I’m nobody’s idea of an athlete. Slow, uncoordinated, nearsighted, with poor balance and prone to weight gain, I was always the last kid picked for any team in school. I was something of a Renaissance man, which is to say I sucked at every sport. Now I’m getting old, and my never-very-good best days are behind me.
But I can run, because any able-bodied person can run, so that’s what I do. Not fast, and not gracefully, because I’m built like an undersized linebacker. But I run.
I don’t love it. I’m perfectly happy on the couch with a plate of warm chocolate-chip cookies. Besides, running puts me in the company of people who are younger, faster, more athletically accomplished, and more beautiful than I. It twangs and strums the strings of my insecurities. But it’s necessary for health and fitness, so I run.
It has its benefits. It’s a pretty satisfying feeling when you defy others’ expectations to do things no one thought you could do. It’s something else entirely when you do things you didn’t believe you could do. Suddenly, the light goes on. That voice in your head that says, “I can’t?” It’s just a wuss who doesn’t want to try. You won’t listen to it next time. You know now that the voice lies. You will do all the hard things, and you won’t make excuses, and you won’t listen to your own doubts and fears, because they were bullshit last time and they’re bullshit this time. If you choose to walk away from a challenge—well, that’s a choice, and you’ll own it. There is no such thing as “I can’t.”
At mile twenty seven, I knew I’d make it to the aid station at mile twenty nine.
Sometimes I ask the important people in my life to do hard things, because sometimes life requires the doing of hard things. Beyond that, I want them to know that their own voices that say “I can’t” are just as wrong as mine. How can I make that ask if I’m not willing to push myself to accomplish things I think are beyond me? I will not be that guy who asks of other people what he will not risk himself.

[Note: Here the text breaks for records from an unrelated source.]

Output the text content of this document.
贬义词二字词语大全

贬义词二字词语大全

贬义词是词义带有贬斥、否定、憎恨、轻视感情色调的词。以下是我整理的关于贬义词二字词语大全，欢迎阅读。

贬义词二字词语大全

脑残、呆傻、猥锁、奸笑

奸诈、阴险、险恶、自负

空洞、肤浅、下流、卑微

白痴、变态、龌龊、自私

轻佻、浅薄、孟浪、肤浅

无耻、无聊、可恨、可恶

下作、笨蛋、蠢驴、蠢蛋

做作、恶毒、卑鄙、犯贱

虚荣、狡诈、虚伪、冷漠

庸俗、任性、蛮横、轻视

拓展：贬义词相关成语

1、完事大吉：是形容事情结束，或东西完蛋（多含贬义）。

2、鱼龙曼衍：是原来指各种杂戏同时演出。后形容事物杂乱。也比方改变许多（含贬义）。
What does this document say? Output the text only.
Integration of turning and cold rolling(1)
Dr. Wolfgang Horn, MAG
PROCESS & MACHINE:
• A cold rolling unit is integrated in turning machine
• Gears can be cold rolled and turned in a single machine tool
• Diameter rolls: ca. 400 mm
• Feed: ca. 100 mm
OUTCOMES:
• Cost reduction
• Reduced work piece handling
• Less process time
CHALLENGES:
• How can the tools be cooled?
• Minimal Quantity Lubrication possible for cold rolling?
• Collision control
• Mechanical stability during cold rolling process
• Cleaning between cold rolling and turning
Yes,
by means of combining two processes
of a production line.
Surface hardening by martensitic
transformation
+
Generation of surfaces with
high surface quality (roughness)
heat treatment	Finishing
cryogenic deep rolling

I will not be that man who seeks to control a woman to compensate for feelings of disempowerment that the world foists upon him. There’s a lot of that in today’s world, and it isn’t my way.
At the aid station at mile twenty nine, it became unthinkable to drop out less than two miles from the finish. I’d get there if I had to crawl.
I will do the difficult things in life that I don’t want to do. I will do them even if they hurt. I will not quit despite wanting nothing more than for someone to give me permission to quit. I will lead by example, not by diktat. The people to whom I mean something will say, “If Jeff can do what he does, I guess I have no excuses.”
The barbecue at the finish line warmed my insides and restored some brain function. I looked at the finisher’s medal in my hand. Is this mine? Did I really do this?
Life gives you plenty of opportunities to sit out a challenge. But the true adventure begins at the edge of the known world; that is, just beyond what you believe to be the limit of your capabilities. Somewhere past that point are things you’ve never seen and can’t imagine. Someone has to bring back reports of what’s out there. Why not me? Why not you?